🤖 AI Summary
Existing LLM-based approaches for data science focus narrowly on isolated subtasks, neglecting inter-stage dependencies and thus failing to support end-to-end workflows. Method: This paper proposes a Jupyter Notebook–centric LLM agent framework that unifies human-agent-environment interaction via Markdown cells and executable code cells. It introduces a novel finite-state transducer (FST)–based four-phase mechanism: depth-first search (DFS)–guided task planning, incremental code execution, self-diagnostic debugging, and post-hoc result filtering—enabling dynamic closed-loop feedback and autonomous error recovery. Contribution/Results: The framework achieves performance on par with or surpassing state-of-the-art methods across diverse data science tasks—including data analysis, visualization, and modeling—demonstrating strong cross-scenario generalization and the feasibility of fully automated, end-to-end data science workflows.
📝 Abstract
Data Science tasks are multifaceted, dynamic, and often domain-specific. Existing LLM-based approaches largely concentrate on isolated phases, neglecting the interdependent nature of many data science tasks and limiting their capacity for comprehensive end-to-end support. We propose DatawiseAgent, a notebook-centric LLM agent framework that unifies interactions among user, agent and the computational environment through markdown and executable code cells, supporting flexible and adaptive automated data science. Built on a Finite State Transducer(FST), DatawiseAgent orchestrates four stages, including DSF-like planning, incremental execution, self-debugging, and post-filtering. Specifically, the DFS-like planning stage systematically explores the solution space, while incremental execution harnesses real-time feedback and accommodates LLM's limited capabilities to progressively complete tasks.
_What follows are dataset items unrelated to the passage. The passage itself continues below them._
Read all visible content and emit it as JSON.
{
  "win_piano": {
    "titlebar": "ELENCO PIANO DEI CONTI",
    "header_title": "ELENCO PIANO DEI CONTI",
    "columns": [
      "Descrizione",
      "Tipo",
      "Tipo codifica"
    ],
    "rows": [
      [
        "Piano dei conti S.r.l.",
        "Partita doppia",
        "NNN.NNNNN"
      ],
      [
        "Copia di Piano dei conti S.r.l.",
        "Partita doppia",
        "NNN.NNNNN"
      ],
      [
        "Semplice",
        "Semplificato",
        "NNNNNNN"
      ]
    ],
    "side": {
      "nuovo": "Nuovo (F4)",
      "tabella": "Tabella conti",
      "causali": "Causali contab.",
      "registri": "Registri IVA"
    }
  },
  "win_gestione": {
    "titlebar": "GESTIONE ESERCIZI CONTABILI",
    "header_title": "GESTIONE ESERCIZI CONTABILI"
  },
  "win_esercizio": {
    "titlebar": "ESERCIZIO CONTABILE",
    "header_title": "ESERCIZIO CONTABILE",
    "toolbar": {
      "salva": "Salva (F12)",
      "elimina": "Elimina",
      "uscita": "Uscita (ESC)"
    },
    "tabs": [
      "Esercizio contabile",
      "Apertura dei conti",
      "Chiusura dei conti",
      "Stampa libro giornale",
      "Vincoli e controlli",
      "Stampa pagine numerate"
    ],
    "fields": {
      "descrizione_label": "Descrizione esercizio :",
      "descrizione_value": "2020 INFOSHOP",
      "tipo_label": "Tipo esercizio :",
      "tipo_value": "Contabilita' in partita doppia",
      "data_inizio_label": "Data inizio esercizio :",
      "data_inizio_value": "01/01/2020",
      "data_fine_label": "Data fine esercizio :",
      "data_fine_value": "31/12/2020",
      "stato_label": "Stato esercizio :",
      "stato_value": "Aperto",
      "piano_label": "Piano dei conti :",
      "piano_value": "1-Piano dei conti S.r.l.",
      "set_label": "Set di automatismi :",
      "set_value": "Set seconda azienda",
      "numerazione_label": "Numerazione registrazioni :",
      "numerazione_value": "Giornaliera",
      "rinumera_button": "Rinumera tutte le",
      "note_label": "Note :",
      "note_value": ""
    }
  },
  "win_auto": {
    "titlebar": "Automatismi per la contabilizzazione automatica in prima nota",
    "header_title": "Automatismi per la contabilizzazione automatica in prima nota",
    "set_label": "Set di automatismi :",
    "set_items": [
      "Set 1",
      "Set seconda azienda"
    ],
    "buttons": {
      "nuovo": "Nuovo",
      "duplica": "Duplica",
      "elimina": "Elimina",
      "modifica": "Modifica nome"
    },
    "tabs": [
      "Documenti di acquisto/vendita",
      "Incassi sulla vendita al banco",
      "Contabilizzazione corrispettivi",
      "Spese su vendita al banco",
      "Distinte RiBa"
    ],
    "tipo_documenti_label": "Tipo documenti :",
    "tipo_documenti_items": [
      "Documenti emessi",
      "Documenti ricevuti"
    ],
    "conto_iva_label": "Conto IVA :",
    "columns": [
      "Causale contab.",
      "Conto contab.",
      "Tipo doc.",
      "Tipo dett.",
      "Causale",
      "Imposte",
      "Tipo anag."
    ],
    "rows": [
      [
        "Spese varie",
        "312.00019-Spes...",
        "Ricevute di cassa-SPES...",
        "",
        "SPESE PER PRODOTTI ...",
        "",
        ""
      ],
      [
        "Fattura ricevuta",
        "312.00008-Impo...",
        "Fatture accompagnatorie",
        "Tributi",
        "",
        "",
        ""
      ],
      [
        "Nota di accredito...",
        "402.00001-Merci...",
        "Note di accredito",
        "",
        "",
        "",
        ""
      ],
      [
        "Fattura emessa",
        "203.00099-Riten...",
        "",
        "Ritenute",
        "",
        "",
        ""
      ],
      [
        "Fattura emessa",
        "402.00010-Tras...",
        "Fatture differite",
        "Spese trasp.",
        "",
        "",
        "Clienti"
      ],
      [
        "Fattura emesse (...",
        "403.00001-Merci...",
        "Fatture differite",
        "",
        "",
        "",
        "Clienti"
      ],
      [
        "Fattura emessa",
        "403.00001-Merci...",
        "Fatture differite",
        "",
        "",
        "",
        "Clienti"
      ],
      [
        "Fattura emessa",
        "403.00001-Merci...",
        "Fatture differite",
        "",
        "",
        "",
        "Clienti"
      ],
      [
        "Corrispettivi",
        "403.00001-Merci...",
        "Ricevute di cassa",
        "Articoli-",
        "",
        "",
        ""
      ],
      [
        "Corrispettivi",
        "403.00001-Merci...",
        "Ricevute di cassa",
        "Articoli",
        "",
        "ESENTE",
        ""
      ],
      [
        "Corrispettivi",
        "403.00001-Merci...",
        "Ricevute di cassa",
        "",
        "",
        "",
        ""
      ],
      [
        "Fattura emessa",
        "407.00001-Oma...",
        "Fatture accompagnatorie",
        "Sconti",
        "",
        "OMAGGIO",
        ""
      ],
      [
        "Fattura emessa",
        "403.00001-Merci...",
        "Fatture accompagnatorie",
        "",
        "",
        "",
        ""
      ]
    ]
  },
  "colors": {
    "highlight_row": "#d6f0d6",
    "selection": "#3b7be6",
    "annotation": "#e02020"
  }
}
The self-debugging and post-filtering modules further enhance reliability by diagnosing and correcting errors and pruning extraneous information. Extensive experiments on diverse tasks, including data analysis, visualization, and data modeling, show that DatawiseAgent consistently outperforms or matches state-of-the-art methods across multiple model settings. These results highlight its potential to generalize across data science scenarios and lay the groundwork for more efficient, fully automated workflows.